For answer classification they show how to leverage information from previously answered questions on the thread through language model fine-tuning. Their experiments also show that modeling an answer individually is not the best idea for fact-verification and results are improved when considering the context of the question.

“Determining factuality of answers requires modeling of world knowledge or external evidence – the questions asked are often very noisy and require reformulation,” shared Chakrabarty. “As a future step we would want to incorporate external evidence from the internet in the factual answer classification problem.”
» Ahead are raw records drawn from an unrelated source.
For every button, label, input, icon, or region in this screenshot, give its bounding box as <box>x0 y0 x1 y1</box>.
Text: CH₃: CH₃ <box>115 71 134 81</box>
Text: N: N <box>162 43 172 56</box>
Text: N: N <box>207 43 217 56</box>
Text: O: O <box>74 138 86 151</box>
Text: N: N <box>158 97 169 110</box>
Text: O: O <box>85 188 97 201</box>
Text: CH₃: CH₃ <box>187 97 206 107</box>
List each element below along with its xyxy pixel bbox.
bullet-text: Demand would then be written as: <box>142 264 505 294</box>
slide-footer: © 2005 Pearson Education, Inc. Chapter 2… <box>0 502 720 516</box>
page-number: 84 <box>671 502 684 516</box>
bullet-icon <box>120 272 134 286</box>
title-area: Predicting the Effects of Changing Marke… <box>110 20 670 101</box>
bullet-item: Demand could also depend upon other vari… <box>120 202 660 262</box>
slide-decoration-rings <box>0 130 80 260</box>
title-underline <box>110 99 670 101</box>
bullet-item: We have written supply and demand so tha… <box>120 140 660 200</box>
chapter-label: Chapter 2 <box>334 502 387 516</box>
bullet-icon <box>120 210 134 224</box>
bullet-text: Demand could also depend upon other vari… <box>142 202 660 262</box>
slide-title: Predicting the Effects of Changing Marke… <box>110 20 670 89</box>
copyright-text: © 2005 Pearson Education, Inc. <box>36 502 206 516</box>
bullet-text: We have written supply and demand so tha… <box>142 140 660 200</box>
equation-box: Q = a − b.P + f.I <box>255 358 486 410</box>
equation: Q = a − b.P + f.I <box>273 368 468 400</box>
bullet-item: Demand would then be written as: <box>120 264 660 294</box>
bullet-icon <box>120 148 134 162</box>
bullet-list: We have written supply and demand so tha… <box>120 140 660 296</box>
Identifying Therapist Conversational Actions Across Diverse Psychotherapeutic Approaches
Fei-Tzin Lee Columbia University, Derrick Hull Talkspace, Jacob Levine Talkspace, Bonnie Ray Talkspace and Kathleen McKeown Columbia University

The paper studied dialogue act classification in therapy transcripts. Dialogue act classification is a task in which the researchers attempt to determine the intention of the speaker at each point in a dialogue, classifying it into one of a fixed number of possible types. This provides a layer of abstraction away from what the speaker is literally saying, giving a higher-level view of the conversation. Ultimately, they hope this work can help analyze the dynamics of text-based therapy on a large scale.
 
Transcripts of therapy sessions were examined, focusing on the speech of the therapist, using a classification scheme developed for this purpose. On a sentence-by-sentence basis, they found which of the labels best matches the conversational “action” the sentence takes.
 
For example, if a therapist makes the statement, “It almost feels like if you could do something, anything would be better than…” This would be classified into the Reflection category, as it is rephrasing or restating the experience the client just described, but in a way that makes what they are feeling more explicit.
 
“One of the interesting results from this research came when we analyzed the performance of our best classifier across different styles of therapy,” said Fei-Tzin Lee, a third year PhD student. Certain styles were markedly easier to classify than others; this was not simply a case where the classifier performed better on therapeutic styles for which there was more data.
 
Generally, it seemed that therapy styles involving more complex sentence structure were more difficult to classify, although to fully understand the differences between styles further work would be necessary. Continued Lee, “Regardless of the reason, it was interesting to note that there are marked differences that are quantitatively measurable between different styles.”